I’m not the world’s greatest knitter, but not the best. Still teaching myself new things. But I am getting very frustrated lately with my knitting. Seems no matter what the pattern, I am bound to make a mistake, and restarting hoping that it won’t happen again is just unrealistic. Should I spend more time learning how to frog my knitting or knit backwards? (Gives me a panic attack to rip it out) Not great at working backwards, just great at making the mistakes. Part of what it frustrating me currently is working a k3tog. My work is just too tight to fit my needle through all three stitches. Maybe I just need to go back to the basics and work on my tension? I’m falling apart! And so is my knitting! Anyone have any calming suggestions for me? So I’ll go back to enjoying this?

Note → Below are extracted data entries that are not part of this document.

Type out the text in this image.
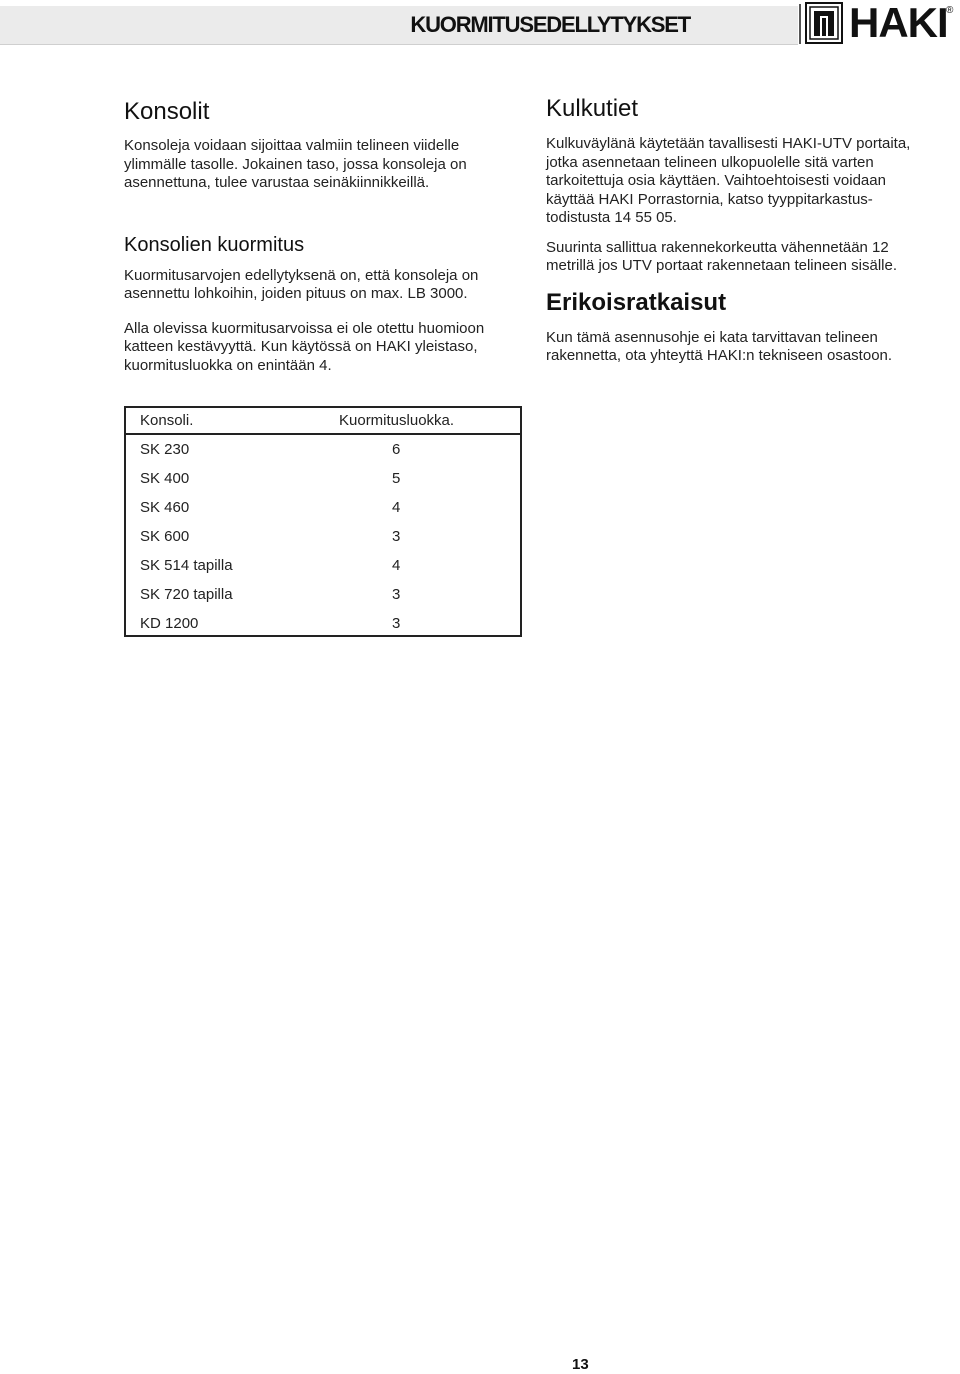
KUORMITUSEDELLYTYKSET	HAKI
®
Konsolit

Konsoleja voidaan sijoittaa valmiin telineen viidelle
ylimmälle tasolle. Jokainen taso, jossa konsoleja on
asennettuna, tulee varustaa seinäkiinnikkeillä.

Konsolien kuormitus

Kuormitusarvojen edellytyksenä on, että konsoleja on
asennettu lohkoihin, joiden pituus on max. LB 3000.

Alla olevissa kuormitusarvoissa ei ole otettu huomioon
katteen kestävyyttä. Kun käytössä on HAKI yleistaso,
kuormitusluokka on enintään 4.

Kulkutiet

Kulkuväylänä käytetään tavallisesti HAKI-UTV portaita,
jotka asennetaan telineen ulkopuolelle sitä varten
tarkoitettuja osia käyttäen. Vaihtoehtoisesti voidaan
käyttää HAKI Porrastornia, katso tyyppitarkastus-
todistusta 14 55 05.

Suurinta sallittua rakennekorkeutta vähennetään 12
metrillä jos UTV portaat rakennetaan telineen sisälle.

Erikoisratkaisut

Kun tämä asennusohje ei kata tarvittavan telineen
rakennetta, ota yhteyttä HAKI:n tekniseen osastoon.

Konsoli.	Kuormitusluokka.
SK 230	6
SK 400	5
SK 460	4
SK 600	3
SK 514 tapilla	4
SK 720 tapilla	3
KD 1200	3
13
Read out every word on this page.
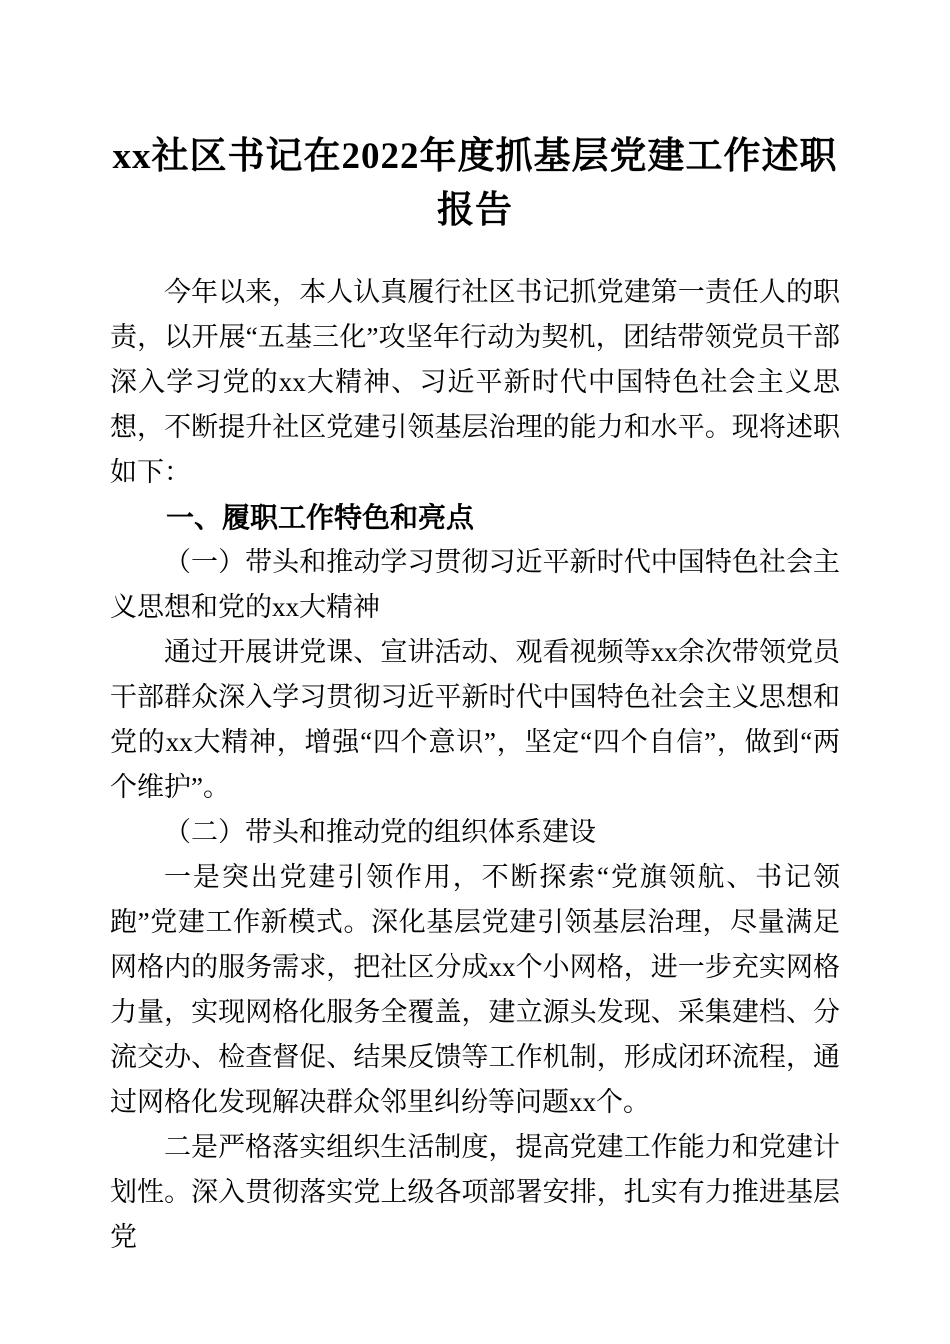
xx社区书记在2022年度抓基层党建工作述职报告

今年以来，本人认真履行社区书记抓党建第一责任人的职责，以开展“五基三化”攻坚年行动为契机，团结带领党员干部深入学习党的xx大精神、习近平新时代中国特色社会主义思想，不断提升社区党建引领基层治理的能力和水平。现将述职如下：

一、履职工作特色和亮点
（一）带头和推动学习贯彻习近平新时代中国特色社会主义思想和党的xx大精神

通过开展讲党课、宣讲活动、观看视频等xx余次带领党员干部群众深入学习贯彻习近平新时代中国特色社会主义思想和党的xx大精神，增强“四个意识”，坚定“四个自信”，做到“两个维护”。

（二）带头和推动党的组织体系建设

一是突出党建引领作用，不断探索“党旗领航、书记领跑”党建工作新模式。深化基层党建引领基层治理，尽量满足网格内的服务需求，把社区分成xx个小网格，进一步充实网格力量，实现网格化服务全覆盖，建立源头发现、采集建档、分流交办、检查督促、结果反馈等工作机制，形成闭环流程，通过网格化发现解决群众邻里纠纷等问题xx个。

二是严格落实组织生活制度，提高党建工作能力和党建计划性。深入贯彻落实党上级各项部署安排，扎实有力推进基层党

Welcome to the forum and to knitting!
I find that the more I knit, the more expert I become at ripping out and tinking. Yes, it’s a good idea to practice this on a test swatch so that it’s not so panic inducing.

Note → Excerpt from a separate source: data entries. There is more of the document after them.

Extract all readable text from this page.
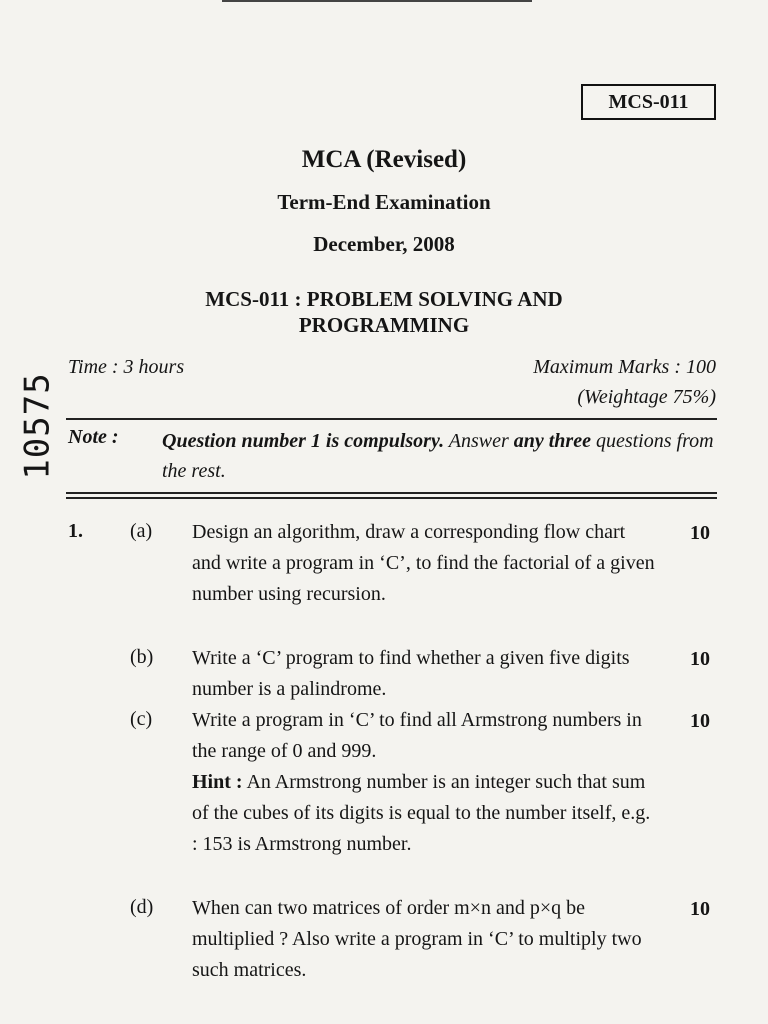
MCS-011
MCA (Revised)
Term-End Examination
December, 2008
MCS-011 : PROBLEM SOLVING AND
PROGRAMMING
10575
Time : 3 hours	Maximum Marks : 100
(Weightage 75%)
Note : Question number 1 is compulsory. Answer any three questions from the rest.
1. (a) Design an algorithm, draw a corresponding flow chart and write a program in ‘C’, to find the factorial of a given number using recursion.
10
(b) Write a ‘C’ program to find whether a given five digits number is a palindrome.
10
(c) Write a program in ‘C’ to find all Armstrong numbers in the range of 0 and 999.
Hint : An Armstrong number is an integer such that sum of the cubes of its digits is equal to the number itself, e.g. : 153 is Armstrong number.
10
(d) When can two matrices of order m×n and p×q be multiplied ? Also write a program in ‘C’ to multiply two such matrices.
10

Working on developing a steady, even tension is important and although you can adjust the gauge with changes in needle size, it’s a good idea to relax and loosen up a death grip on the needles. it’s just more fun that way.

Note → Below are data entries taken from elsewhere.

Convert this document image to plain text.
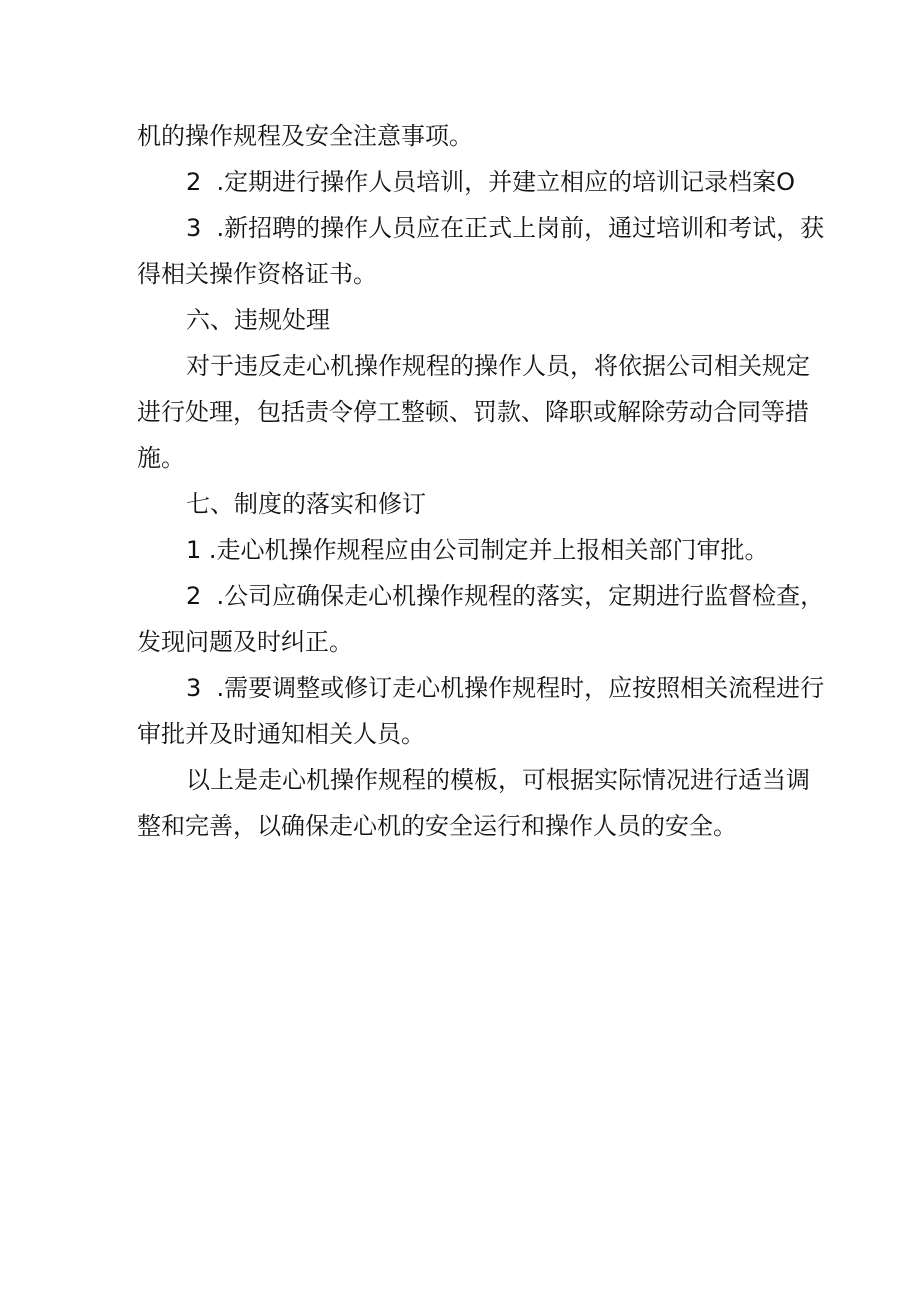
机的操作规程及安全注意事项。
2  .定期进行操作人员培训，并建立相应的培训记录档案O
3  .新招聘的操作人员应在正式上岗前，通过培训和考试，获
得相关操作资格证书。
六、违规处理
对于违反走心机操作规程的操作人员，将依据公司相关规定
进行处理，包括责令停工整顿、罚款、降职或解除劳动合同等措
施。
七、制度的落实和修订
1 .走心机操作规程应由公司制定并上报相关部门审批。
2  .公司应确保走心机操作规程的落实，定期进行监督检查，
发现问题及时纠正。
3  .需要调整或修订走心机操作规程时，应按照相关流程进行
审批并及时通知相关人员。
以上是走心机操作规程的模板，可根据实际情况进行适当调
整和完善，以确保走心机的安全运行和操作人员的安全。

I think we all get discouraged at some point (probably multiple points) but it’s worth it to press on, correct mistakes and keep learning new techniques.
Welcome to the forum. I have a feeling you are getting so nervous about making a mistake that you are tightening up your tension, also may be causing the goofs.
I would suggest using lifelines. These are wonderful and I use them all the time. You can learn more about lifelines in this video. There are a lot on YouTube too.
Another tip I have if you are working in the round on circular needles I would suggest you use Interchangeable Needles. If you do this you can have your working needle, the one in your right hand if you are right handed, at the size you need for the pattern you are working. Let’s say a US 8 / 5 mm. On the other end of the circular on your holding needle, if right handed this will be the needle held in your left hand put a smaller needle. You can play with the size of the smaller needle but I would go down to a US 5 or US 6 to try. This will allow the stitches to be easier to work. Remember only your working needle sets the size of your stitches the other needle just holds the stitches until they need to be knitted/purled etc.
If you are working flat you can still use this method with a circular knitting flat however it is much slower as you have to change your needle tips at the end of each row.
Please try to relax. Knitting is suppose to bring you joy. If you start feeling frustrated set it aside for a bit. You will find you have to set it aside less often as you get more comfortable with your new hobby. Please keep us posted on how you are doing. Feel free to PM me if I can help or you just need to scream at someone about the project you are doing. I’m certainly not an expert but I do love fiber arts and like to help when I can.
we ALL make mistakes, they’re just part of the game.
the trick (for me) is, take it one stitch at a time.
If you hunt around here, you’ll come across the saga of my green grandpa sweater, which is taking me FOREVER to complete.
and I’m a fairly experienced knitter, with YEARS and hundreds of sweaters behind me.
have a glass of wine, relax, and take it slow.
and remember: its only knitting.
not life or death.
Thanks for all the responses. A little encouragement goes a long way. I have been knitting off and on for 10 years, but I would still consider myself a beginner as I have not put in consecutive hours devoted to my craft. That being said, I am in the process of re-learning how to hold my knitting needles and yarn. I am learning the 'flicking" method rather than how I was knitting before by dropping the yarn for every stitch. Too slow with no flow!! However, I am having trouble with the tension. Using this method I am finding that I am knitting WAY too tight, and have not figured out how to not do this. Any help here would be appreciated! Again, thanks for the encouragement.
One of the handiest things I have ever learned is to use a rescue thread. After several rows, I use a needle and crochet hook to draw a thread through the stitches on my needle … that stays for several more rows and then I can put in another rescue thread. That way if you make a mistake and need to pull something out you just have to go to your rescue thread! It’s saved me several times!
A rescue thread or lifeline is a wonderful idea.
For knitting too tightly, make sure that you’re not knitting on the tips of the needles. That’ll always make the new stitches very tight. Make sure each stitch sits on the full barrel of the needle before going on to the next.